The court’s 11th Division, composed of Justices Nina Antonio-Valenzuela, Vicente Veloso and Jane Aurora Lantion, granted Chevron Geothermal Philippines Holdings Inc.’s appeal for a temporary restraining order (TRO) against the award of P408,442,505.32 in total separation pay to its transferred employees.
In a five-page resolution written by Valenzuela, the appeals court said Chevron might suffer a grave injustice and irreparable injury if the award pushes through while the arbiter’s decision was on appeal.
The payment of the P408 million might also undermine the company’s economic viability and imperil the continued operation of its two geothermal plants in Tiwi, Albay, and Makban, on the Laguna-Batangas border, resulting in brownouts in Luzon, including Metro Manila, the justices said.
Chevron, a wholly-owned subsidiary of an American multinational energy corporation of the same name, began operating in the Philippines in 1972. Complying with the government policy to create a Philippine company to operate the steam fields, Chevron entered into a partnership with Allfirst Equity Holdings Inc. via the Philippine Geothermal Production Co. Inc. (PGPC).
The court required Chevron to post a P10-million cash bond and ordered the lawyers of the company and the respondents, Philippine Geothermal Inc. Employees Union (PGIEU), to appear in a hearing on Feb. 5 to present evidence regarding Chevron’s plea for the issuance of a writ of preliminary injunction.
“The TRO really came as a surprise to the union considering that there is a pending matter regarding the raffle of the case to another division as requested by the company,” PGIEU counsel Samson Alcantara told the INQUIRER.
Alcantara showed a copy of a resolution he received from the 11th Division dated Jan. 10 that he received last Wednesday, ordering him to comment within 10 days on the “urgent motion for a special re-raffle” that was filed by Chevron.
Chevron filed a petition for review of the decision of voluntary arbitrator Orlalyn Suarez-Fetesio in the Court of Appeals in July last year. The case was originally handled by the 8th Division but the company filed a motion for a re-raffle shortly after one of the division justices, Rosalinda Asuncion-Vicente, retired in November last year.
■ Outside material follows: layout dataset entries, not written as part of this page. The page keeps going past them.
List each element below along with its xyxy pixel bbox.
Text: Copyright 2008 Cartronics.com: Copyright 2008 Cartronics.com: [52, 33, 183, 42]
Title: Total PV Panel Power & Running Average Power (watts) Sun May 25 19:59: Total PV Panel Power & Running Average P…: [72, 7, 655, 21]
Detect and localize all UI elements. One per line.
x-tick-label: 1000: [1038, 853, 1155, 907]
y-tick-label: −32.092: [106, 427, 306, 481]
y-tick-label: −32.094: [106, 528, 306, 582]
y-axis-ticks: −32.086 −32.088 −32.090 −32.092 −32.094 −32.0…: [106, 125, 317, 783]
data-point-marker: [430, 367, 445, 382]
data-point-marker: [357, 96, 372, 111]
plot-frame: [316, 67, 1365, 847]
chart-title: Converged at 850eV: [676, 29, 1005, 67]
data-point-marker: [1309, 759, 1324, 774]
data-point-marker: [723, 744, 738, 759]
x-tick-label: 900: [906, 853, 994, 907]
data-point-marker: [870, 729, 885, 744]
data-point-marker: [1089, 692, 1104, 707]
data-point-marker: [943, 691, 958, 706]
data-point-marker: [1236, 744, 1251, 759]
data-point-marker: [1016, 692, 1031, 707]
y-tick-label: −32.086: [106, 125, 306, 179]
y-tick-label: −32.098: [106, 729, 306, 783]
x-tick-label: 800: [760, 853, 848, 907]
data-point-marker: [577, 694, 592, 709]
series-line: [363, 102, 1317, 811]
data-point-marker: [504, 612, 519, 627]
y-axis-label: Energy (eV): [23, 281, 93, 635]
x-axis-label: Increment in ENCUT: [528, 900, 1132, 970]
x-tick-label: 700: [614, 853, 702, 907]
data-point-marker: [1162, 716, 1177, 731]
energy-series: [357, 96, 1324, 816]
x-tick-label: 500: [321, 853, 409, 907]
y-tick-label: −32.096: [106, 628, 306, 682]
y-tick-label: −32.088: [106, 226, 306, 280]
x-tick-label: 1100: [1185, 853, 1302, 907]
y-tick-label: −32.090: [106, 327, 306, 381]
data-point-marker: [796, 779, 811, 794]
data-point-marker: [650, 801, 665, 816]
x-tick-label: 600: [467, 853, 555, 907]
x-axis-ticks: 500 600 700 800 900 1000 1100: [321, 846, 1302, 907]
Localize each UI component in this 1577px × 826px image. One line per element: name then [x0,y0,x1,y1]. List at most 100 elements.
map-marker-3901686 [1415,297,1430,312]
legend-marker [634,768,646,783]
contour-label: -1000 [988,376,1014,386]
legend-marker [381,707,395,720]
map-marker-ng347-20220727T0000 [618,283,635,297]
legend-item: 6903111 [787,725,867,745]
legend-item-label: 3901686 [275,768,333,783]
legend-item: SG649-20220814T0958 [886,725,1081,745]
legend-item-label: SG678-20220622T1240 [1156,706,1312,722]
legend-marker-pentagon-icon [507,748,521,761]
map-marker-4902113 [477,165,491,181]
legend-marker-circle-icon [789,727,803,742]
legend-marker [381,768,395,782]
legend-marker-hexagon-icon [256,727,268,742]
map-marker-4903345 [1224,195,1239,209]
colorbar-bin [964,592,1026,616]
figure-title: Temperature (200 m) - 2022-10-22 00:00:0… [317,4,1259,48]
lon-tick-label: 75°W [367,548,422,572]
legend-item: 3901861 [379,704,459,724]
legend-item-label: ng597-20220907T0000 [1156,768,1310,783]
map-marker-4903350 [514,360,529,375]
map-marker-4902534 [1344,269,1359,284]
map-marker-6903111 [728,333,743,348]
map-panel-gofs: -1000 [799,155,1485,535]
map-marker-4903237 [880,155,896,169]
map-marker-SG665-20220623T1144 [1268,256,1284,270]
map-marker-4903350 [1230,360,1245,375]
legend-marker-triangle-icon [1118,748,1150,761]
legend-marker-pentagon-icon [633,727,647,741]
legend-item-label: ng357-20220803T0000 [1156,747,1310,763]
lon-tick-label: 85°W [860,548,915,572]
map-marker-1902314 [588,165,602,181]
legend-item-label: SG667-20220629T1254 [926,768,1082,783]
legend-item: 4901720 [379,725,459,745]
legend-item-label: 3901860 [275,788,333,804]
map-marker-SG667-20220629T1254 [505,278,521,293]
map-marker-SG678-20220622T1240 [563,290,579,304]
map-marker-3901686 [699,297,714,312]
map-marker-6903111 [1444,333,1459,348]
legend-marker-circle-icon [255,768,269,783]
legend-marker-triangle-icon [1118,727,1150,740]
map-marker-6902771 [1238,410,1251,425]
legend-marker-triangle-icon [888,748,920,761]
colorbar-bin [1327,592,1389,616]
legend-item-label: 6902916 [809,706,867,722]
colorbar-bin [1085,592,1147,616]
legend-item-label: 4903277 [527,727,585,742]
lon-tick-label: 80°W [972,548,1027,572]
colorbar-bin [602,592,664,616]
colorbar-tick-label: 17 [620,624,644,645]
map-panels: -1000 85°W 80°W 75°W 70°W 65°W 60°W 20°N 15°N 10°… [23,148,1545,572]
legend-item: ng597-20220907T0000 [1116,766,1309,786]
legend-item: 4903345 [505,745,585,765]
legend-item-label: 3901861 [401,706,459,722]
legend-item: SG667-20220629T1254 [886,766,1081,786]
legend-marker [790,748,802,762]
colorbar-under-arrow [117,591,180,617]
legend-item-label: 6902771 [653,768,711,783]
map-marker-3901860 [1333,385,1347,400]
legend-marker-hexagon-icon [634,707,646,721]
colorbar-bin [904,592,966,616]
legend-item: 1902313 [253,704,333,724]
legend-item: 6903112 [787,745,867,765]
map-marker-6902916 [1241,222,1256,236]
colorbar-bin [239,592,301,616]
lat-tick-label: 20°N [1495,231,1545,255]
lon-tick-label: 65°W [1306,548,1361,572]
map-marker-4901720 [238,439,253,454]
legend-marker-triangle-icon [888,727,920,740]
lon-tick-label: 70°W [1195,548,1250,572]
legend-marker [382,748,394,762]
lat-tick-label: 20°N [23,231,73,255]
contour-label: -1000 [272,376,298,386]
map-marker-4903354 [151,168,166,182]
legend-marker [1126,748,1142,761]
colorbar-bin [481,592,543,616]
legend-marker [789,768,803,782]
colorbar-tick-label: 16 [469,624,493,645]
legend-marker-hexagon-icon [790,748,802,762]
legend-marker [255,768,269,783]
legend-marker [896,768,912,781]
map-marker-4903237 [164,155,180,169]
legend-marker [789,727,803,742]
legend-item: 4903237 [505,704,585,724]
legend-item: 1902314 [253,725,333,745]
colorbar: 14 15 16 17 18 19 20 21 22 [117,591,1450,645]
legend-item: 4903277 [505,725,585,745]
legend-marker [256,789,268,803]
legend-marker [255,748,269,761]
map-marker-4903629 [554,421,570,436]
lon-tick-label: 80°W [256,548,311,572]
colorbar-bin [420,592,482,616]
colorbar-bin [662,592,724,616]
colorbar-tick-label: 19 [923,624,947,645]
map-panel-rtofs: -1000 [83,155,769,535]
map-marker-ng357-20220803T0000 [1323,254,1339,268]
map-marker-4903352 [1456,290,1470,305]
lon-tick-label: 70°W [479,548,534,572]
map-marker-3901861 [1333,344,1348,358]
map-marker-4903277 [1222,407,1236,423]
The 8th Division did not issue a TRO so Fetesio issued a writ of execution to collect the P408 million from the Makati City-based Chevron on Dec. 5, 2013.
The case stemmed from a labor case filed by the PGIEU in December 2012 questioning Chevron’s transfer of its employees to the jurisdiction of the new company, PGPC, in April the same year.
The PGIEU members, claiming that PGPC was a separate and distinct company, demanded termination/separation benefits due them under their collective bargaining agreement with Chevron, which, they said, had effectively ceased operations.
During the arbitration hearings, Chevron claimed the transfer of the employees was authorized by its CBA and was a valid exercise of management. The company added that no termination took place and the benefits enjoyed by the employees shall continue under the new company.
Ruling in favor of PGIEU in April last year, Fetesio said what happened to the employees was a termination since PGCP was a new and distinct company from Chevron.
Alcantara said the benefits, adjusted with interest, stood at around P457 million as of September last year.